Les Chinois possédant des diplômes délivrés en Chine et qui restent au Canada sont soumis aux mêmes évaluations des compétences que n’importe quel autre immigrant. Le manque de reconnaissance des compétences de certains immigrants chinois peut être attribué à une connaissance imparfaite de l’anglais ou du français, à une expérience de travail insuffisante et au manque de crédibilité des universités chinoises dont ils sont diplômés. Dans le numéro de septembre de la revue L’emploi et le revenu en perspective, de Statistique Canada, René Houle et Lahouaria Yssaad démontrent que « les immigrants provenant de pays anglophones (États-Unis, Royaume-Uni, Australie et Nouvelle-Zélande) bénéficient d’un taux plus élevé de reconnaissance des compétences et de l’expérience professionnelle ». Une étude de Danielle Zietna, publiée dans la même revue en 2010, révèle que « la langue dans laquelle on étudie est un facteur déterminant, car les immigrants diplômés d’universités ayant les plus grands taux de correspondance entre leur domaine de formation et leur emploi sont ceux qui ont étudié dans des pays anglophones ». Le manque de reconnaissance des compétences est un des facteurs poussant certains Chinois à quitter définitivement le Canada pour s’installer en RPC ou à Honk-Kong.

Un exemple des tendances récentes en matière de flux de capitaux humains et financiers est l’injection massive de fonds d’investissement provenant de la RPC dans le secteur pétrolier canadien, représenté par l’achat de Nexen Inc. par la China Offshore Oil Corporation (CNOOC) en juillet 2012. Cet investissement est gigantesque par rapport aux 122 millions de dollars investis par CNOOC dans un projet de MEG Energy Ltd d’exploitation de sables bitumineux dans le nord de l’Alberta, soit 16,7 % du coût total de l’opération. En 2010, Sinopec a financé à hauteur de 4,65 milliards de dollars l’investissement de 9 % de ConocoPhillip dans Syncrude Canada Ltd., le plus grand projet d’exploitation des sables bitumineux. En 2012, PetroChina a racheté son partenaire, Athabasca Oil Sands Corp., pour 680 millions de dollars, ce qui en fait la première société nationale chinoise propriétaire à 100 % d’un projet d’exploitation de sables bitumineux.

Toujours dans le secteur des ressources naturelles, des entreprises chinoises et une société sino-canadienne envisagent de recruter des mineurs de charbon expérimentés en Chine pour les faire travailler dans leurs mines de Colombie-Britannique. Dans un article du Vancouver Sun daté du 7 janvier 2013, Peter O’Neil raconte que ces employés temporaires devraient commencer à travailler sur le site d’exploitation de la rivière Murray, près de Trumbler Ridge, dès son ouverture prévue en 2015.

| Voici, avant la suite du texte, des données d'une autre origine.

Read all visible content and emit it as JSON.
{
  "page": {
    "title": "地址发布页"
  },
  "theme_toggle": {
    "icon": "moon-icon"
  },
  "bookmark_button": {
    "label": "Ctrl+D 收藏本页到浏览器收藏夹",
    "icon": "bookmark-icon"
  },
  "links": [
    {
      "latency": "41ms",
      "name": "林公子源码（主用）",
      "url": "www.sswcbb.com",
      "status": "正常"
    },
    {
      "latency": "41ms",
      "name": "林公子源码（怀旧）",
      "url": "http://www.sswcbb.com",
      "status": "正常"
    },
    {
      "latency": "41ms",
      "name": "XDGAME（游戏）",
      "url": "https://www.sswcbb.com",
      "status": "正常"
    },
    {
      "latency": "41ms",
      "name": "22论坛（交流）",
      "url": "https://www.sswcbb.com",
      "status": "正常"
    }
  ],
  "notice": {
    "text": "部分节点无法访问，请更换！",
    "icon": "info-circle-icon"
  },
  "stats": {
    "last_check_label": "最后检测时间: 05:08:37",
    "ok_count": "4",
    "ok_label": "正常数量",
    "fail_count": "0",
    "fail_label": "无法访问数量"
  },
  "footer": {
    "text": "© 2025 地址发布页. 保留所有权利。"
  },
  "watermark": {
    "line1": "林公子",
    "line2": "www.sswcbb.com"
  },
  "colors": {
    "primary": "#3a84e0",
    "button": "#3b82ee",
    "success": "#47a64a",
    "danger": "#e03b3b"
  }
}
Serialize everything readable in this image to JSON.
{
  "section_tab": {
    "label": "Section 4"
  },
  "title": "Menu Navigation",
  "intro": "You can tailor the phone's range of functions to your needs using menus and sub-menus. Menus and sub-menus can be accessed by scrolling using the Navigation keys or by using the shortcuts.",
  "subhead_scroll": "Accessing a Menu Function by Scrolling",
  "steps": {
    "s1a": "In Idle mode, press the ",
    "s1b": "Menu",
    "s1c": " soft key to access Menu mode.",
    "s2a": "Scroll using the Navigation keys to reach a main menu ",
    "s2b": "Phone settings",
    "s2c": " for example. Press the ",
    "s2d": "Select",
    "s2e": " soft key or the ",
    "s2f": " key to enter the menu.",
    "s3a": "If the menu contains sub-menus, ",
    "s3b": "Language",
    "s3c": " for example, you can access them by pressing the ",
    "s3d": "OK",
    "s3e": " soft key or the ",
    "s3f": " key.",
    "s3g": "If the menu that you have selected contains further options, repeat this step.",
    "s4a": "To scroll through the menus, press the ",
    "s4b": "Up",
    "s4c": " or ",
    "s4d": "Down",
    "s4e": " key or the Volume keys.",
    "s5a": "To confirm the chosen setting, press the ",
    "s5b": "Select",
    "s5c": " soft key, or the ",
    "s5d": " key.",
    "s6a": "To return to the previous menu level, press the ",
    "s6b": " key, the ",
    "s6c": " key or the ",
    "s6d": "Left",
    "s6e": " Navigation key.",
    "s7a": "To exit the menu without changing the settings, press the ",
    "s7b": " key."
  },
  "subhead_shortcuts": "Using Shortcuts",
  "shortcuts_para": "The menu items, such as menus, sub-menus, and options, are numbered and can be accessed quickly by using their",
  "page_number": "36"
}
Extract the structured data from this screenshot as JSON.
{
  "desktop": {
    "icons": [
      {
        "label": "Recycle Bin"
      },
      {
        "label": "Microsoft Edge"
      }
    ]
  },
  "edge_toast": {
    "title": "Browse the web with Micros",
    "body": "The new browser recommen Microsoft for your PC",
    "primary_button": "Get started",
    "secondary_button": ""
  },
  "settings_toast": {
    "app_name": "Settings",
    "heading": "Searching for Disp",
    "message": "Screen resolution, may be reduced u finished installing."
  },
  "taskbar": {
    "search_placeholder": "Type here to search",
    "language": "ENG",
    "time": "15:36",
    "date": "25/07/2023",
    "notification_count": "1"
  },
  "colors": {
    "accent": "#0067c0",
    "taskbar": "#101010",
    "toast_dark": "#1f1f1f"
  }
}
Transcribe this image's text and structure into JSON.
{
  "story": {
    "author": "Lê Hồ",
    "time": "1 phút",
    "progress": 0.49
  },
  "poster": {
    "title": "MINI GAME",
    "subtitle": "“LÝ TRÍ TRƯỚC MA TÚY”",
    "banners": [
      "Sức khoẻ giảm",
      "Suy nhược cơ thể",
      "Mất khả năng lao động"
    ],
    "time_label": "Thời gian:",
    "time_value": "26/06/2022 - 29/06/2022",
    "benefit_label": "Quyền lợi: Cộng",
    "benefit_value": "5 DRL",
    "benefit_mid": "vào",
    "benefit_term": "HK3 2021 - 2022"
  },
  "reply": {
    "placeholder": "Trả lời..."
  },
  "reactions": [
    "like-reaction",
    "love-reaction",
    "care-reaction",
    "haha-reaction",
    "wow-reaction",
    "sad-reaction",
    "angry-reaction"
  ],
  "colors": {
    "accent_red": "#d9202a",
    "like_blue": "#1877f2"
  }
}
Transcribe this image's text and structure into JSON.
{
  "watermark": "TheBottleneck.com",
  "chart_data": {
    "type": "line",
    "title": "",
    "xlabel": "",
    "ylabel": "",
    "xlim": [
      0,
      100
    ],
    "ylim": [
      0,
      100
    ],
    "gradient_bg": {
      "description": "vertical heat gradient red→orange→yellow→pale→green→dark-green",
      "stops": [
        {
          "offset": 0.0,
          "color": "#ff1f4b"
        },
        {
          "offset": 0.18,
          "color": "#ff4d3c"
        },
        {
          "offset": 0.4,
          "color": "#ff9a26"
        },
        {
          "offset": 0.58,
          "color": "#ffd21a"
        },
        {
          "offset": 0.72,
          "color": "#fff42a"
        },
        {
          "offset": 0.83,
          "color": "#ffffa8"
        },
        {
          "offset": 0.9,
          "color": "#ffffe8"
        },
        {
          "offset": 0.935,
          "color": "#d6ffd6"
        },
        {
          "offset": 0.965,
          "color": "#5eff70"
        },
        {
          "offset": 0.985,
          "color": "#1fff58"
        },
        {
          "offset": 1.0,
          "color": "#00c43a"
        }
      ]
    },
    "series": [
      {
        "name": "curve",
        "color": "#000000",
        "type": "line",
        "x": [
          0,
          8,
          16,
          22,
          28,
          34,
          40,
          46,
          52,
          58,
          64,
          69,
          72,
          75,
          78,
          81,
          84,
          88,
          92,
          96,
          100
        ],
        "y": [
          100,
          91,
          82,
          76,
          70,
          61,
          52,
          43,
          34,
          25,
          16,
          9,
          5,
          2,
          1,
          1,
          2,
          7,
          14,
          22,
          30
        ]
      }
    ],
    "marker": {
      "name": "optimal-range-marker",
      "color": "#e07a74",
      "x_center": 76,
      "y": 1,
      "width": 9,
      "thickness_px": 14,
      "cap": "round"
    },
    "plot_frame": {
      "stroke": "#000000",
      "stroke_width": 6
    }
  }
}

Ensemble, les changements de la dynamique démographique au Canada et le développement économique de la Chine influenceront la perception qu’ont les Sino-Canadiens d’eux-mêmes en tant que Canadiens vivant dans un monde globalisé. Ils devront en outre apprendre à s’adapter à la croissance économique d’une République populaire de Chine en pleine évolution.